Fue una sobredosis demasiado generosa y la mató. Se echó tierra al asunto del suicidio, aunque fue una mancha negra en la historia del comandante Smythe. Este regresó a North Shore, que, a pesar de estar sólo a unos cinco kilómetros de la capital, al otro lado de la isla, es un mundo totalmente diferente, incluso en una sociedad tan pequeña como la de Jamaica. Después de su segunda trombosis se instaló en «Pequeña Ola», donde intentaba suicidarse por medio de la bebida. Fue entonces cuando apareció en escena ese tal Bond con el ofrecimiento de una muerte alternativa y garantizada en el bolsillo.

El comandante Smythe miró el reloj. Pasaban unos minutos de las doce. Se levantó, se sirvió otro coñac con ginger-ale bien cargado y salió al jardín. James Bond estaba sentado bajo los almendros mirando el mar y no levantó la vista cuando el comandante Smythe cogió otra silla de jardín y dejó la bebida a su lado en el suelo.

—Sí, era más o menos tal como lo imaginaba —dijo Bond fríamente cuando el comandante Smythe terminó de contar su historia.

—¿Quiere que lo ponga por escrito y la firme?

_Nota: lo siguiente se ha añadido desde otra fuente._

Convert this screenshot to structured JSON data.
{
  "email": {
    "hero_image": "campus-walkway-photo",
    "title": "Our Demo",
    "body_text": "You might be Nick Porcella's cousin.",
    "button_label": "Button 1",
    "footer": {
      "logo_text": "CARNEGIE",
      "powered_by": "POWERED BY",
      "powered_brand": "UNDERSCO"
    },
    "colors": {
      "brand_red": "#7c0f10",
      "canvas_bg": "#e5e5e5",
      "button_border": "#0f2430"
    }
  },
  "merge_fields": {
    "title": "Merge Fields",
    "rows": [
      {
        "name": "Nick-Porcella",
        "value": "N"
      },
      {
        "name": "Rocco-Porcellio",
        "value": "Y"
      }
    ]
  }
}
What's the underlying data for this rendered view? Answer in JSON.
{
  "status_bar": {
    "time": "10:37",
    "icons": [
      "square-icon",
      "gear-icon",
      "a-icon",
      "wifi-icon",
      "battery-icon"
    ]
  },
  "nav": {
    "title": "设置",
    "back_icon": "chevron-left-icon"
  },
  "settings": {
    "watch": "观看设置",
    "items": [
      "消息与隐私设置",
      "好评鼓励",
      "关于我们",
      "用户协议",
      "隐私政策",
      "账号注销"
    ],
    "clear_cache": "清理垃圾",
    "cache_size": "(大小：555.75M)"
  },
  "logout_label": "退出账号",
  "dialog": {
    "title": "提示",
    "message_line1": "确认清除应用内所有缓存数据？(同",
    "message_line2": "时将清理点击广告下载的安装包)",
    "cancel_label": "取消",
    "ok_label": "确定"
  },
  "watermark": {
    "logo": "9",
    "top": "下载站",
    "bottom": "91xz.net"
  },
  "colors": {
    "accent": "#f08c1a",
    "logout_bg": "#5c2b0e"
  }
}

—Si usted quiere…, pero no hace falta. Eso le corresponde al consejo de guerra. Sus antiguos compañeros se encargarán del caso. Yo no tengo nada que ver con los aspectos legales; escribiré un informe para mi servicio sobre lo que usted me ha contado y ellos lo entregarán a los Royal Marines. Supongo que después pasará al fiscal del Estado vía Scotland Yard.

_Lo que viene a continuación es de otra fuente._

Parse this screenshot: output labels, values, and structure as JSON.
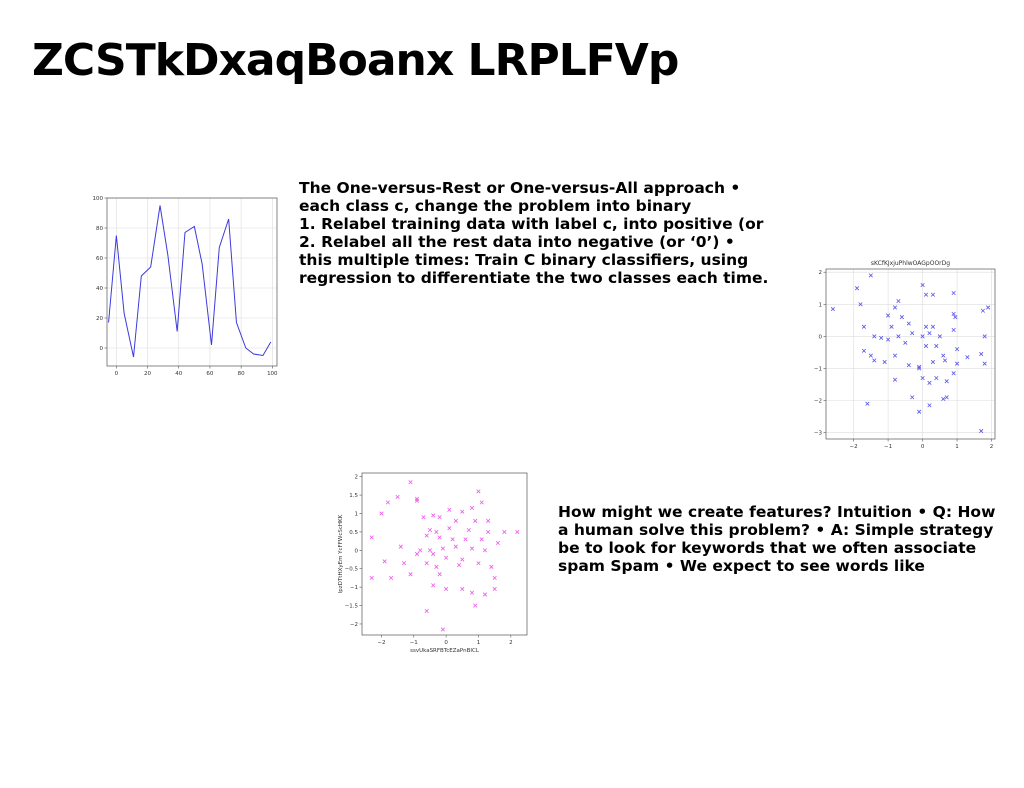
{
  "slide": {
    "title": "ZCSTkDxaqBoanx LRPLFVp"
  },
  "paragraph1": {
    "lines": [
      "The One-versus-Rest or One-versus-All approach •",
      "each class c, change the problem into binary",
      "1. Relabel training data with label c, into positive (or",
      "2. Relabel all the rest data into negative (or ‘0’) •",
      "this multiple times: Train C binary classifiers, using",
      "regression to differentiate the two classes each time."
    ]
  },
  "paragraph2": {
    "lines": [
      "How might we create features? Intuition • Q: How",
      "a human solve this problem? • A: Simple strategy",
      "be to look for keywords that we often associate",
      "spam Spam • We expect to see words like"
    ]
  },
  "chart_data": [
    {
      "type": "line",
      "title": "",
      "xlabel": "",
      "ylabel": "",
      "color": "#3b3bdd",
      "xlim": [
        -6,
        103
      ],
      "ylim": [
        -12,
        100
      ],
      "xticks": [
        0,
        20,
        40,
        60,
        80,
        100
      ],
      "yticks": [
        0,
        20,
        40,
        60,
        80,
        100
      ],
      "grid": true,
      "x": [
        -5,
        0,
        5,
        11,
        16,
        22,
        28,
        33,
        39,
        44,
        50,
        55,
        61,
        66,
        72,
        77,
        83,
        88,
        94,
        99
      ],
      "y": [
        17,
        75,
        23,
        -6,
        48,
        54,
        95,
        62,
        11,
        77,
        81,
        56,
        2,
        67,
        86,
        17,
        0,
        -4,
        -5,
        4
      ]
    },
    {
      "type": "scatter",
      "title": "sKCfKJxjuPhlwOAGpOOrDg",
      "xlabel": "",
      "ylabel": "",
      "color": "#5555ee",
      "marker": "x",
      "xlim": [
        -2.8,
        2.1
      ],
      "ylim": [
        -3.2,
        2.1
      ],
      "xticks": [
        -2,
        -1,
        0,
        1,
        2
      ],
      "yticks": [
        -3,
        -2,
        -1,
        0,
        1,
        2
      ],
      "grid": true,
      "points": [
        [
          -1.5,
          1.9
        ],
        [
          0.0,
          1.6
        ],
        [
          -1.9,
          1.5
        ],
        [
          0.1,
          1.3
        ],
        [
          0.3,
          1.3
        ],
        [
          0.9,
          1.35
        ],
        [
          -1.8,
          1.0
        ],
        [
          -0.7,
          1.1
        ],
        [
          -0.8,
          0.9
        ],
        [
          -2.6,
          0.85
        ],
        [
          1.9,
          0.9
        ],
        [
          1.75,
          0.8
        ],
        [
          -1.0,
          0.65
        ],
        [
          -0.6,
          0.6
        ],
        [
          0.9,
          0.7
        ],
        [
          0.95,
          0.6
        ],
        [
          -1.7,
          0.3
        ],
        [
          -0.9,
          0.3
        ],
        [
          -0.4,
          0.4
        ],
        [
          0.1,
          0.3
        ],
        [
          0.3,
          0.3
        ],
        [
          0.9,
          0.2
        ],
        [
          -1.4,
          0.0
        ],
        [
          -1.2,
          -0.05
        ],
        [
          -0.7,
          0.0
        ],
        [
          -0.3,
          0.1
        ],
        [
          0.0,
          0.0
        ],
        [
          0.2,
          0.1
        ],
        [
          0.5,
          0.0
        ],
        [
          -1.0,
          -0.1
        ],
        [
          -0.5,
          -0.2
        ],
        [
          0.1,
          -0.3
        ],
        [
          0.4,
          -0.3
        ],
        [
          1.0,
          -0.4
        ],
        [
          1.8,
          0.0
        ],
        [
          -1.7,
          -0.45
        ],
        [
          -1.5,
          -0.6
        ],
        [
          -1.4,
          -0.75
        ],
        [
          -0.8,
          -0.6
        ],
        [
          -0.4,
          -0.9
        ],
        [
          -0.1,
          -1.0
        ],
        [
          0.3,
          -0.8
        ],
        [
          0.6,
          -0.6
        ],
        [
          1.3,
          -0.65
        ],
        [
          1.7,
          -0.55
        ],
        [
          -1.1,
          -0.8
        ],
        [
          0.65,
          -0.75
        ],
        [
          1.0,
          -0.85
        ],
        [
          1.8,
          -0.85
        ],
        [
          -0.1,
          -0.95
        ],
        [
          0.0,
          -1.3
        ],
        [
          0.4,
          -1.3
        ],
        [
          0.7,
          -1.4
        ],
        [
          0.9,
          -1.15
        ],
        [
          -0.8,
          -1.35
        ],
        [
          0.2,
          -1.45
        ],
        [
          -0.3,
          -1.9
        ],
        [
          0.6,
          -1.95
        ],
        [
          0.7,
          -1.9
        ],
        [
          -1.6,
          -2.1
        ],
        [
          0.2,
          -2.15
        ],
        [
          -0.1,
          -2.35
        ],
        [
          1.7,
          -2.95
        ]
      ]
    },
    {
      "type": "scatter",
      "title": "",
      "xlabel": "ssvUkaSRFBTcEZaPnBICL",
      "ylabel": "lpzDTtHXyEm YcFFWcScHKK",
      "color": "#ee55ee",
      "marker": "x",
      "xlim": [
        -2.6,
        2.5
      ],
      "ylim": [
        -2.3,
        2.1
      ],
      "xticks": [
        -2,
        -1,
        0,
        1,
        2
      ],
      "yticks": [
        -2.0,
        -1.5,
        -1.0,
        -0.5,
        0.0,
        0.5,
        1.0,
        1.5,
        2.0
      ],
      "grid": false,
      "points": [
        [
          -1.1,
          1.85
        ],
        [
          -1.8,
          1.3
        ],
        [
          -1.5,
          1.45
        ],
        [
          -0.9,
          1.4
        ],
        [
          -0.9,
          1.35
        ],
        [
          1.0,
          1.6
        ],
        [
          1.1,
          1.3
        ],
        [
          0.1,
          1.1
        ],
        [
          0.5,
          1.05
        ],
        [
          0.8,
          1.15
        ],
        [
          -2.0,
          1.0
        ],
        [
          -0.4,
          0.95
        ],
        [
          -0.7,
          0.9
        ],
        [
          -0.2,
          0.9
        ],
        [
          0.3,
          0.8
        ],
        [
          0.9,
          0.8
        ],
        [
          1.3,
          0.8
        ],
        [
          -0.5,
          0.55
        ],
        [
          -0.3,
          0.5
        ],
        [
          0.1,
          0.6
        ],
        [
          0.7,
          0.55
        ],
        [
          1.3,
          0.5
        ],
        [
          1.8,
          0.5
        ],
        [
          2.2,
          0.5
        ],
        [
          -2.3,
          0.35
        ],
        [
          -0.6,
          0.4
        ],
        [
          -0.2,
          0.35
        ],
        [
          0.2,
          0.3
        ],
        [
          0.6,
          0.3
        ],
        [
          1.1,
          0.3
        ],
        [
          1.6,
          0.2
        ],
        [
          -1.4,
          0.1
        ],
        [
          -0.8,
          0.0
        ],
        [
          -0.5,
          0.0
        ],
        [
          -0.1,
          0.05
        ],
        [
          0.3,
          0.1
        ],
        [
          0.8,
          0.05
        ],
        [
          1.2,
          0.0
        ],
        [
          -0.9,
          -0.1
        ],
        [
          -0.4,
          -0.1
        ],
        [
          0.0,
          -0.2
        ],
        [
          0.5,
          -0.25
        ],
        [
          -1.9,
          -0.3
        ],
        [
          -1.3,
          -0.35
        ],
        [
          -0.6,
          -0.35
        ],
        [
          -0.3,
          -0.45
        ],
        [
          0.4,
          -0.4
        ],
        [
          1.0,
          -0.35
        ],
        [
          1.4,
          -0.45
        ],
        [
          -1.1,
          -0.65
        ],
        [
          -0.2,
          -0.65
        ],
        [
          1.5,
          -0.75
        ],
        [
          -2.3,
          -0.75
        ],
        [
          -1.7,
          -0.75
        ],
        [
          -0.4,
          -0.95
        ],
        [
          0.0,
          -1.05
        ],
        [
          0.5,
          -1.05
        ],
        [
          0.8,
          -1.15
        ],
        [
          1.2,
          -1.2
        ],
        [
          1.5,
          -1.05
        ],
        [
          0.9,
          -1.5
        ],
        [
          -0.6,
          -1.65
        ],
        [
          -0.1,
          -2.15
        ]
      ]
    }
  ]
}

—¿Puedo hacerle una pregunta?

—Por supuesto.

—¿Cómo lo averiguaron?

—Era un glaciar pequeño. El cuerpo de Oberhauser salió este año a la superficie, al fundirse la nieve de primavera. Unos montañeros lo encontraron. Todo estaba intacto. Su familia lo identificó. Después sólo fue cuestión de reconstruir la historia y las balas fueron cruciales.

—¿Y cómo se mezcló usted en este asunto?

—El MOB era responsabilidad de mi… llamémosle servicio. Los papeles llegaron a nuestras manos y los vi por casualidad. Como tenía tiempo disponible, pedí que me asignaran el caso de atrapar al hombre que lo había hecho.

—¿Por qué?

James Bond miró al comandante Smythe directamente a los ojos.

—Resulta que Oberhauser era amigo mío. Me enseñó a esquiar antes de la guerra, cuando yo era un adolescente. Era un hombre estupendo y fue una especie de padre en la época en que lo necesitaba.

—Ya veo. —El comandante Smythe desvió la mirada.— Lo siento.

—Bueno, me vuelvo a Kingston. —James Bond se levantó y le tendió la mano.— No, no se moleste. Volveré solo al coche. —Miró al otro hombre y, bruscamente, casi con dureza (quizá para disminuir lo embarazoso de la situación, pensó el comandante Smythe), añadió—: Todavía tardarán una semana en enviar a alguien para que se haga cargo de su vuelta a casa.